Thanks for the offer of help on the rig, I built a JCB model a few years ago and adapted that rig onto a simplified version of the robot, I have two empties controlling the arm, one on the head for the arms X-Y position and one on the base for the Z rotation. I haven’t managed to work out if the arm could be rotated and positioned from a single control point yet
@ pauljs75 Thanks for the pointers. A lot of the tutorials on retopo are on organic models, with freehand snapping of vert’s back to the base model. I am using those techniques where I can, but most of the robots components are geometrically shaped with circular bosses around pivot points, which are easy to spin once you have located the centre.
I agree with you on the 3D cursor changing position between Global and Local views, it does slow things down when you have to keep recentering the cursor.
I have mocked up a simplified version of the robot to experiment with the rigging all the linkage. Fortunately adding the armatures and constraints was easier than expected. It is controlled by two empties, one to locate the head X-Y position and one to rotate the base on the Z axis.
@ pauljs75 Thanks for sharing your test rig, it’s good that you can control the position and rotation from one control bone, I haven’t quite worked out how it works yet but might have a deeper look later.
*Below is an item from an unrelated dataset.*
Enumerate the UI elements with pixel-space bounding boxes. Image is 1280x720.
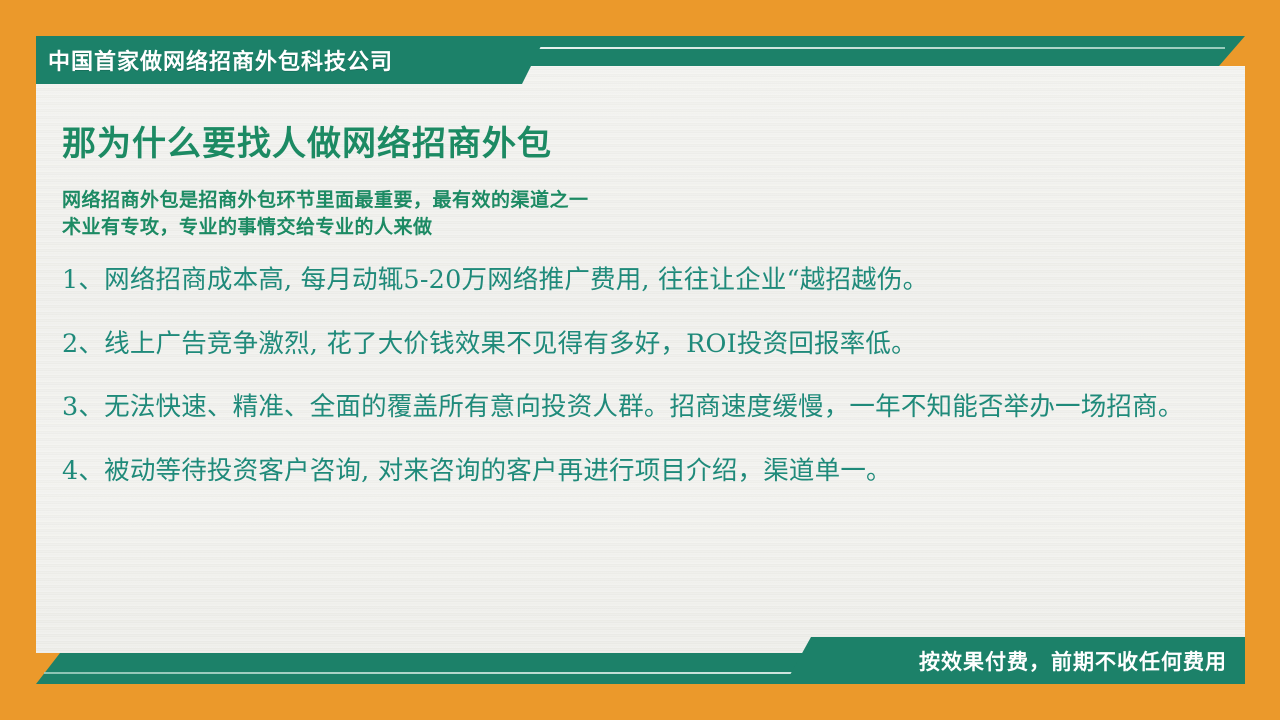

Not sure what to do about the dependency cycle though.
I kept my rig very simple, the main part is the 3 bone armature for the vertical / horizontal arms and the head, the arms have rotation restricted to set degrees on one axis and an IK to follow the head position empty. The small head bone has a rotation constraint to keep it horizontal. The linkage and piston are separate armatures with IK constraints that are parented to and follow the various pivots driven from the main arm.
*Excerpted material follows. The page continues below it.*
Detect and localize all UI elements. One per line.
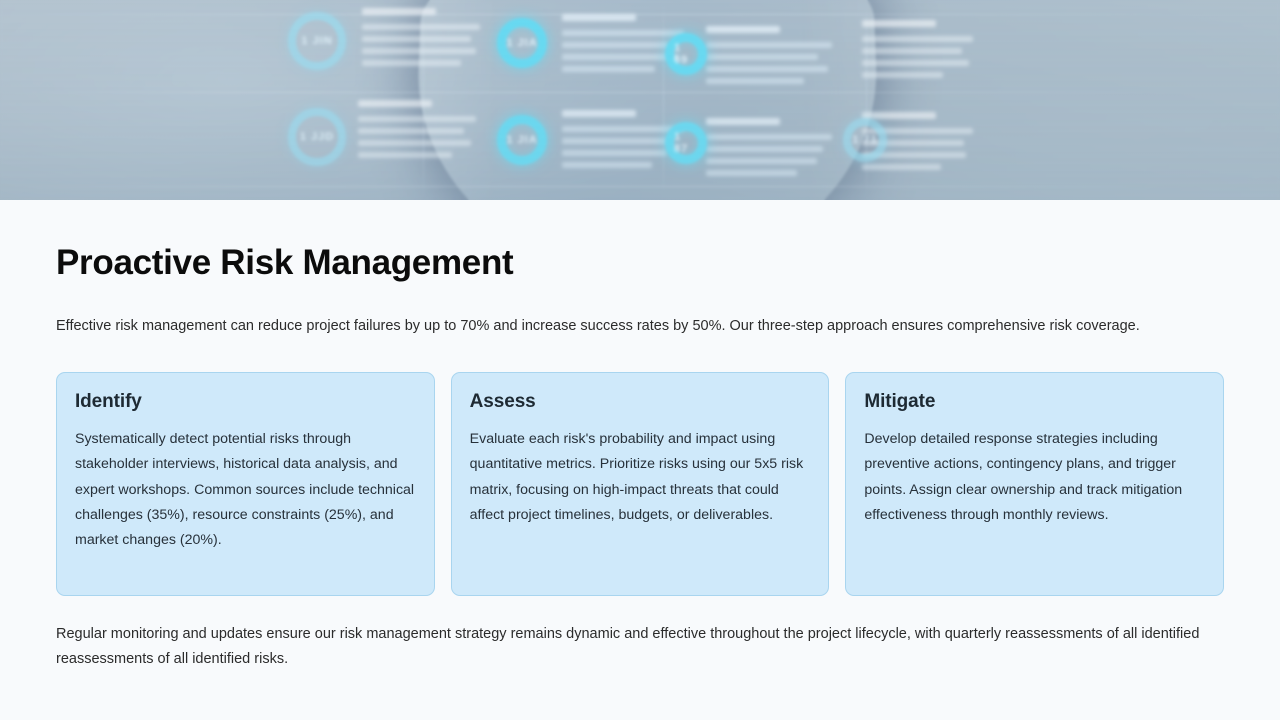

@ajcdfin I had a look at my rig, no warnings in the console, but the target for the piston bone had moved causing it to rotate out of position in the animation.
@robbur - You peaked my interest on this machine, I just had to give it a try, 1 armature w/9 bones, 7 of the 9 have constraints (1 IK), no ‘Emptys’, didn’t include that pink cylinder. From looking at your gif, it looks good.
Odd… In regards to that one rig, it’s not throwing the error on my computer. But then again I may have made some minor changes since uploading it for comparison. Yet something with follow target still isn’t behaving right, works 98% of the motion but still has jitters that don’t make much sense to me. The main movement however is using an IK rig, and the IK bone is also setup with a follow-path constraint. So the two bones for point A and B are for hooks that define where the path ends are. (Animating the offset on the constraint, rather than the animation time on the path. As that seems to be in a place that makes more sense for this.) It’s a little more flexible as you can even animate where the A and B travel points are, so it’s not just one endpoint but two. (With a bit of cleverness in the timeline you could leapfrog them around with constant keyframes.) For some odd reason the path has to be offset from where it actually affects the travel, so that’s why I hid it off on another layer. I suppose a duplicate path in the “correct” position (in the visual sense) would still make it clear what’s going on though. (However I feel it’s probably intrusive to keep discussing it here, since this really should be robbur’s robot. The rig for these things is likely worth a thread over at Animation & Rigging.)
By the way, the steel frame building and palletizer robot are looking pretty neat. Going to put in other stuff like fork-lift bots and industrial shelving too? Also those little safety cage things (not really a cage, but a tube structure that lets you know where to stay clear) and warning lights, along with the floor markings? (Maybe I’m probably a bit early in mentioning that stuff though.)